This month's issue of Essence features Michelle Obama, coinciding with the publication's annual mega festival in New Orleans, expected to draw over 500,000 people. This month’s issue of Essence features Michelle Obama, coinciding with the publication’s annual mega festival in New Orleans, expected to draw over 500,000 people.

Twenty years ago, the editors of Essence Magazine had a simple idea — commemorating the magazine’s quarter century of publication with a music festival in New Orleans.

But the magazine that had become a showcase and guidebook for millions of black women couldn’t just offer music.

“In order to make it Essence, they needed to have programming that was free and accessible to everyone because Essence was about community effort, so they couldn’t just come to town and have a party,” said Michelle Ebanks, president of Essence Communications, recalling those early planning days. “They decided to take on this space in the daytime and offer empowerment programs to the community and that became something that hadn’t existed. Concerts were everywhere, but empowerment programs hadn’t been married to a concert. It was designed as a one-time event but it was so well-received and well-attended it became annual.”

Back in 1994, 150,000 people showed up.

This year, the festival, which generated $231 million in revenue for Louisiana last year, is set to break records with well over 500,000 attendees streaming through the panels during the day and the concerts at night.  Among the speakers: Steve Harvey, Robin Roberts, Bishop TD Jakes, Iyanla Vanzant and Rev. Al Sharpton, who has attended every festival over the last 20 years.

The messages and discussions will be familiar to any Essence reader, which tackles hard and soft topics on any given issue from gun violence to wealth accumulation, dating tips and empowering young women through education.

“Sometimes we are talking about things that are going on in the community — a threat to voting rights and other issues that are of concern to us — and we are able to bring the community together and bring thought leaders together,” said Vanessa Bush, the Essence editor-in-chief. “But it is about coming up with solutions, not just what’s wrong.”

The four-day event, which kicked off Thursday and runs through Sunday, is the largest live event in the country, with attendance that is six times the size of  Coachella and seven times that of SXSW.  Some 80 artists will take to the stages, among them Erykah Badu, Nas, Lionel Richie, Jill Scott, Mary J. Blige, and Prince, who was on Essence’s June cover.

“Prince is curating the entire Friday concert,” Ebanks said. “He will be there all night and there is great anticipation. That is going to be huge.”

Expect #EssenceFest to be a trending topic all weekend in your Twitter feed. And some of the daytime programming will air on MSNBC, with hosts Melissa Harris Perry, Joy-Ann Reid and Al Sharpton broadcasting from the festival and broadcasting a livestream. (Sorry, but Prince won’t be on the livestream!)

It is the promise of that kind of platform, exposure and audience that draws politicians, pop stars and preachers to the festival every year, highlighting the power of primarily black women as an economic and political force.
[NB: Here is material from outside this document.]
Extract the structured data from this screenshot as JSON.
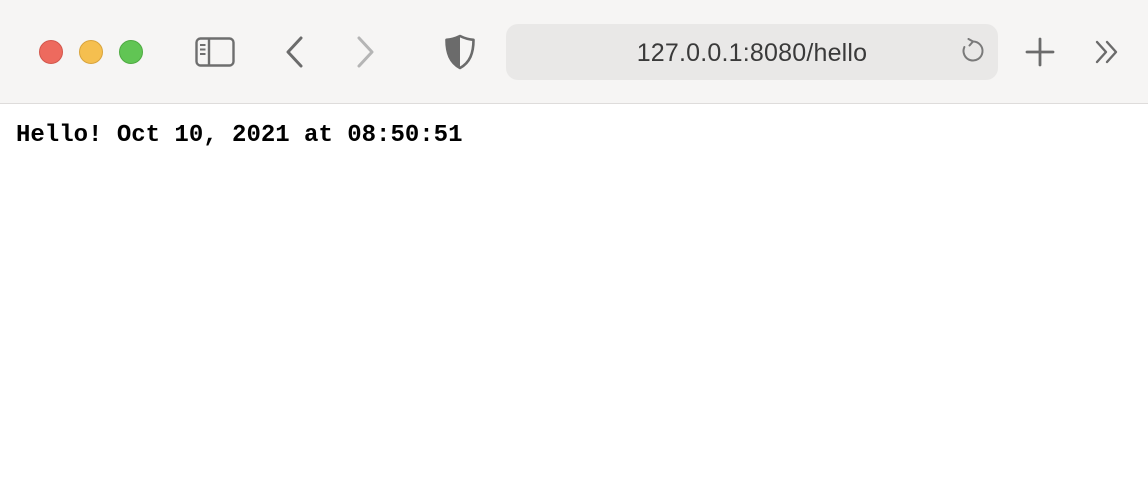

“Our panelists will talk about the upcoming elections and will certainly be raising the issue of the dearth of women of color that are running and encouraging people to get out there and vote and run,” Bush said.  “Seeing the examples of Mayor Stephanie Rawlings Blake [of Baltimore] and Mayor Aja Brown [of Compton] … that kind of exposure does so much.”

And for Essence, the festival continues to be a brand reinforcer and multiplier, connecting a new generation of readers with a publication that has chronicled the lives of black women for over four decades.

“African-American women are truly unique in this culture. We face a double disparity of race and gender, but arguably there is a triple disparity about images of African-American women. When you are dealing with these three fronts of challenges, then black women turn to black women,” Ebanks said. “This is such a powerful idea and having multiple ways to approach it elevates the overall idea.  The festival really is the magazine come to life.”